Ghost writer (memórias de escritor-fantasma)
Era um escritor-fantasma (ghost writer), detentor da cédula profissional 3001.
Entrara numa multinacional de ghost writer, a Ghostwriter Inc.,por selecção curricular. Fora um processo anódino e vulgar,
de resposta a um anúncio. De invulgar só o endereço de correio electrónico,
de domínio etéreo.com. Poderia ser uma pista, é certo, mas para ele não
o fora. Pelo contrário, pois pensava que estava a responder a uma empresa
do sector da música. Estava enganado, como facilmente constataria na
entrevista...
Começou como começam todos os estagiários: por baixo e a ganhar o mínimo. Monetariamente era um retrocesso, mas tinha cumprido o sonho: ser escritor, ainda que fantasma e anónimo. Esta é a sua história: curta, seca e incisiva.
A professora da escola não se enganara: iria ser escritor, só não sabia de quê e quando. Mas o jeito estava lá, dissera ela. Por onde andou, entretanto, não fazia ideia. A escrever não foi, a tocar guitarra também não. Muito menos a jogar a bola ou a ser estrela de cinema. Mas lá apareceu um dia, parece, ao responder ao anúncio. Estava perro, notava-se, mas lá se conseguiu safar. E com uma redacção sobre a Primavera, desta vez em tons cinzentos. Gostaram e marcaram-lhe uma entrevista. A meio da manhã. E que correu bem, supõe-se, pois deram-lhe logo uma secretária, um bloco e um computador, dizendo-lhe «Bem-vindo!». Não fizeram vénia, pois eram informais, e prepararam-no para o que se seguiria: escrever o que aparecesse, em part ou fultime, e com cumprimento dos prazos. Podia ser qualquer coisa: redacções, biografias, novelas, romances, sermões, discursos para jantares e vivas para ceias e congressos. Aceitou, claro. Quanto a poesia iriam ver, mas não era bem o negócio da casa. À cautela, no entanto, começou a treinar quadras. Pícaras, mas não só. Custavam-lhe mais, mas divertiam-no. Com sorte, talvez montasse um negócio paralelo, tendo em vista o mercado universitário, que estava florescente e começava a apostar nas teses em verso, uma novidade a despontar. Teria de ver como se desenvolveria.
Primeiro trabalho: fazer uma redacção para um aluno do preparatório sobre um tema de pecuária. Por formação e hábito, escolhera a vaca. O primeiro rascunho não foi bem aceite. Foi chamado à supervisão e teve de se justificar. Lá o deixaram apresentar uma segunda versão, mas com uma advertência: que cuidasse do estilo e arejasse mais as coisas.

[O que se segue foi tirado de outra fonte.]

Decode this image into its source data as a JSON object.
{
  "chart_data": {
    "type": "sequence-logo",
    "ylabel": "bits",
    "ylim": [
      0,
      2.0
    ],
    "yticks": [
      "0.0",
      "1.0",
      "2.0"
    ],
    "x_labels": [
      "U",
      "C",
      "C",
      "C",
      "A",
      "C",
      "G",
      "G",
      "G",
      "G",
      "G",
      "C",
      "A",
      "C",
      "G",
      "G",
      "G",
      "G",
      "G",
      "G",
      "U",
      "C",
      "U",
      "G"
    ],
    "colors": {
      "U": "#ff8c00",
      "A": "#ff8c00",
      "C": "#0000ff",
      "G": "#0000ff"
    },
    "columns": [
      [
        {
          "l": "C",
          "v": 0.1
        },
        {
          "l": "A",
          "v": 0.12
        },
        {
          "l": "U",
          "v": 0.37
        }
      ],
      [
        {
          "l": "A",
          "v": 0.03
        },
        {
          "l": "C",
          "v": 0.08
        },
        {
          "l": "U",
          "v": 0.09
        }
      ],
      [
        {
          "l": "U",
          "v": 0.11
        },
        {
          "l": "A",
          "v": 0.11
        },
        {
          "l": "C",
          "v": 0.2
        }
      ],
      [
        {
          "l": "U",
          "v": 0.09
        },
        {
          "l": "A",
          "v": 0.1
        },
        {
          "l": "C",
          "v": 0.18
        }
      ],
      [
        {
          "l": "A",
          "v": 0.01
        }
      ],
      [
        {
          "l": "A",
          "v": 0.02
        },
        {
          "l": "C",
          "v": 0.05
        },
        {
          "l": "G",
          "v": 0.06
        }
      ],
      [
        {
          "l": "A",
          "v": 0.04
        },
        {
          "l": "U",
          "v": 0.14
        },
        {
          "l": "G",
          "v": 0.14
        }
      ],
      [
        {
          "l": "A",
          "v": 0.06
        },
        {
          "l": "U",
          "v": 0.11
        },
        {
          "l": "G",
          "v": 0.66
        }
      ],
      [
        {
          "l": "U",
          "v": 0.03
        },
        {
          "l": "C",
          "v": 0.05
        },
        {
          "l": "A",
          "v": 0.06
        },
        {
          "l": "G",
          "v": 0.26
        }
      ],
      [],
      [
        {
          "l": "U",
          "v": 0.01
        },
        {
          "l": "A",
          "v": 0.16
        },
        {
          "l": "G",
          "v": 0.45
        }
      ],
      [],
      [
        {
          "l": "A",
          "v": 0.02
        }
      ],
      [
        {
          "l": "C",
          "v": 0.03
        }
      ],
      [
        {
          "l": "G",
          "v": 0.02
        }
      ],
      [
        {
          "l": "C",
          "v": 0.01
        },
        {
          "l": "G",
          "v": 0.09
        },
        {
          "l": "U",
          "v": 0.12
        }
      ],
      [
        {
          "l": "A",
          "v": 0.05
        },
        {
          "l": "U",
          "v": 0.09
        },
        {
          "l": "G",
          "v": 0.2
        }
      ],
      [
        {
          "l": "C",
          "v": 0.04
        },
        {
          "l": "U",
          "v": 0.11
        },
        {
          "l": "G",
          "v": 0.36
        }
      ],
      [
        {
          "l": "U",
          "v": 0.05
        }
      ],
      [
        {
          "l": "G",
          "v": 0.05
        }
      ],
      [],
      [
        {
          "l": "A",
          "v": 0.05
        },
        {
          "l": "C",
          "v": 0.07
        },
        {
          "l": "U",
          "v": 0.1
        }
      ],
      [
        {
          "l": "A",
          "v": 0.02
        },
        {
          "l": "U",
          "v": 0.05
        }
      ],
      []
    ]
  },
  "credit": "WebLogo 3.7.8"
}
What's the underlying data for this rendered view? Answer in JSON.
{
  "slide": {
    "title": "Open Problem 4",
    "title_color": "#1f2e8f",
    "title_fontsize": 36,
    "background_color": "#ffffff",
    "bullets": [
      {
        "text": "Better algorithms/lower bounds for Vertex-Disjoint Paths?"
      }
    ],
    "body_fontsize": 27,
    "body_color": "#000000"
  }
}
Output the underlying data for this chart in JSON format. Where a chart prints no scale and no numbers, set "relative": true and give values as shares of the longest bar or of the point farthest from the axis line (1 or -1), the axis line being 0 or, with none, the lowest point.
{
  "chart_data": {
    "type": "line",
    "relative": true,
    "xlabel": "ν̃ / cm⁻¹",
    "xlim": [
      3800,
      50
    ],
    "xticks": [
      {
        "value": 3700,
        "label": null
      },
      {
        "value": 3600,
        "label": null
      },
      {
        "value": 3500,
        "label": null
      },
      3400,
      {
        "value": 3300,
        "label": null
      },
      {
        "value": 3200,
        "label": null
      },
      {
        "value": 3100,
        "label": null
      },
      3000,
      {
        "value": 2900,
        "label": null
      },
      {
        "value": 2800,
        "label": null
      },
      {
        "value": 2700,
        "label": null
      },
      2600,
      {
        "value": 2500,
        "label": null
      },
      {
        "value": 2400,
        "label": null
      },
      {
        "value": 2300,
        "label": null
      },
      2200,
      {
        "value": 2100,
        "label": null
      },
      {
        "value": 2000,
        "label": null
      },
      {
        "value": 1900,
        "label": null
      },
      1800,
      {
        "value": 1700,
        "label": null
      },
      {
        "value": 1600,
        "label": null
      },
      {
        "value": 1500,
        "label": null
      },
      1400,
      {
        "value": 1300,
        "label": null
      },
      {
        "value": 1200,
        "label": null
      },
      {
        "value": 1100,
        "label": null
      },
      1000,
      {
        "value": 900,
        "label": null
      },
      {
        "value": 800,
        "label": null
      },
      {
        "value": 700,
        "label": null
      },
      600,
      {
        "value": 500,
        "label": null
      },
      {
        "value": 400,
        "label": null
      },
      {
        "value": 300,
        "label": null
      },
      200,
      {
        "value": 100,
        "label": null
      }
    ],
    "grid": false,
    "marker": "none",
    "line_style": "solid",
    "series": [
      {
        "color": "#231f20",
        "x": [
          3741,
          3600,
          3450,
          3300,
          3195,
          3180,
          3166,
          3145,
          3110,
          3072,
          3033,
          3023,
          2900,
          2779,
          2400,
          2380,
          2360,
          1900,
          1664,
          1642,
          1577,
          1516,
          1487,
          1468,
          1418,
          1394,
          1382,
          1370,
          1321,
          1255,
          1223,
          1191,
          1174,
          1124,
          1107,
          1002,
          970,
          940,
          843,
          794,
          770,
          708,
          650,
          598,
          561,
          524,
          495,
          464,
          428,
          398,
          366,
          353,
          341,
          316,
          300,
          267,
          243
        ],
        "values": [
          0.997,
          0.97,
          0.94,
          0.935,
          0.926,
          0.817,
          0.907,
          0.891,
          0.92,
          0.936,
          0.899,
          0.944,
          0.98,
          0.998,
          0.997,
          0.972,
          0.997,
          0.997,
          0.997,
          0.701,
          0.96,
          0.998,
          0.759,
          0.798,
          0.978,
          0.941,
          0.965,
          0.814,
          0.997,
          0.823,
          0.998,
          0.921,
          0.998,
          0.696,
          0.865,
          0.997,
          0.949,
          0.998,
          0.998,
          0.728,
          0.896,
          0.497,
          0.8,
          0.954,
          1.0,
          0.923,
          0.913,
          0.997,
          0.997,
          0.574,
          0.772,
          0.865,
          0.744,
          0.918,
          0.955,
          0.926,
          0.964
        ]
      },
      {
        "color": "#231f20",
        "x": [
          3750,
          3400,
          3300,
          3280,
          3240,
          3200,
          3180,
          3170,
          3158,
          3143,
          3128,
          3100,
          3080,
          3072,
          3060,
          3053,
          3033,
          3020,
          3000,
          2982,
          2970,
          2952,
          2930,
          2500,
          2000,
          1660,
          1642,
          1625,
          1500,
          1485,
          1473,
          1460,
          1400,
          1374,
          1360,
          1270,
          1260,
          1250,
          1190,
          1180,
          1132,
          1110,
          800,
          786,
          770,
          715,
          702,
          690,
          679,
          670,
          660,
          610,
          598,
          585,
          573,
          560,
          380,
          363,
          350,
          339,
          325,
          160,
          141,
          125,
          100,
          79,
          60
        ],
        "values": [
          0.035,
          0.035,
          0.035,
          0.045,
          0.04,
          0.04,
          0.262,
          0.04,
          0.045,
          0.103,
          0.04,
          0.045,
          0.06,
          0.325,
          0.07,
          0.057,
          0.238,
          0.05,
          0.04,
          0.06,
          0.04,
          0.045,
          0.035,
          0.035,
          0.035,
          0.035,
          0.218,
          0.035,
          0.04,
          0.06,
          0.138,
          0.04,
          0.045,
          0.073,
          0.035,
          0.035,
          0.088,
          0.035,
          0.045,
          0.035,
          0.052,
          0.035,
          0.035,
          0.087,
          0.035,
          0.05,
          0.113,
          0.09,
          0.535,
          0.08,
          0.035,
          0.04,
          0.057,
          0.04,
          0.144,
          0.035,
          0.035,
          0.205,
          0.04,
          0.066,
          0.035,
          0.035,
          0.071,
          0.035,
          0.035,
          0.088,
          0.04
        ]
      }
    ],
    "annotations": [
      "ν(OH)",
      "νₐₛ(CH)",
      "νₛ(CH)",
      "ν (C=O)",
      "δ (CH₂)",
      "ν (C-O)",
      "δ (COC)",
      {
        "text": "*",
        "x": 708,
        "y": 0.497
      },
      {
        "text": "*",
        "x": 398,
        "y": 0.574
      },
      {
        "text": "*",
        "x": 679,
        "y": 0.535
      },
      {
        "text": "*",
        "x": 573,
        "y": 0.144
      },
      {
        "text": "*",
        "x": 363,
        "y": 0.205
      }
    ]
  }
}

A princípio não compreendeu, mas depois fez-se luz, fazendo saltar a vaca dos prados verdejantes para o mundo das start-up e deixou a questão do ruminar e do leite para outra ocasião... Desta vez não desgostaram, mas o professor que a avaliou deu-lhe um suficiente menos, o que deixou a família descontente e uma recomendação ao patrão dele de que não estavam interessados nos seus serviços, que lhe arranjassem outro futuramente.
O trabalho seguinte correu melhor, graças aos deuses. E também ao assunto, note-se. Tratava-se de escrever uma colectânea de cartas em tom de epístola pós-moderna, com possibilidade de adaptação aos requisitos do twitter e das redes sociais, de forma geral. Teve um sucesso mediano, mas sustentado, responsável pelo aumento das conversões. Foi positivo e benéfico para a sua carreira.
Mas o salto maior ocorreu no domínio das biografias, sobretudo nas daqueles que se faziam passar por ascendência e pergaminhos finos, com profusão de tios e tias, eventos e mais algumas outras coisas desses mundos, inacessíveis por natureza e pedigree.
Agora estava na área dos elogios fúnebres, matéria que é sensível e potencialmente crítica, sujeita a mais convulsões do que um tremor de terra, mas muito apetecível para familiares e próximos dos falecidos ou falecidas. Florescente, também, atendendo ao país, cada dia mais velho. Até começou a escrever o seu. Desta vez, em nome próprio.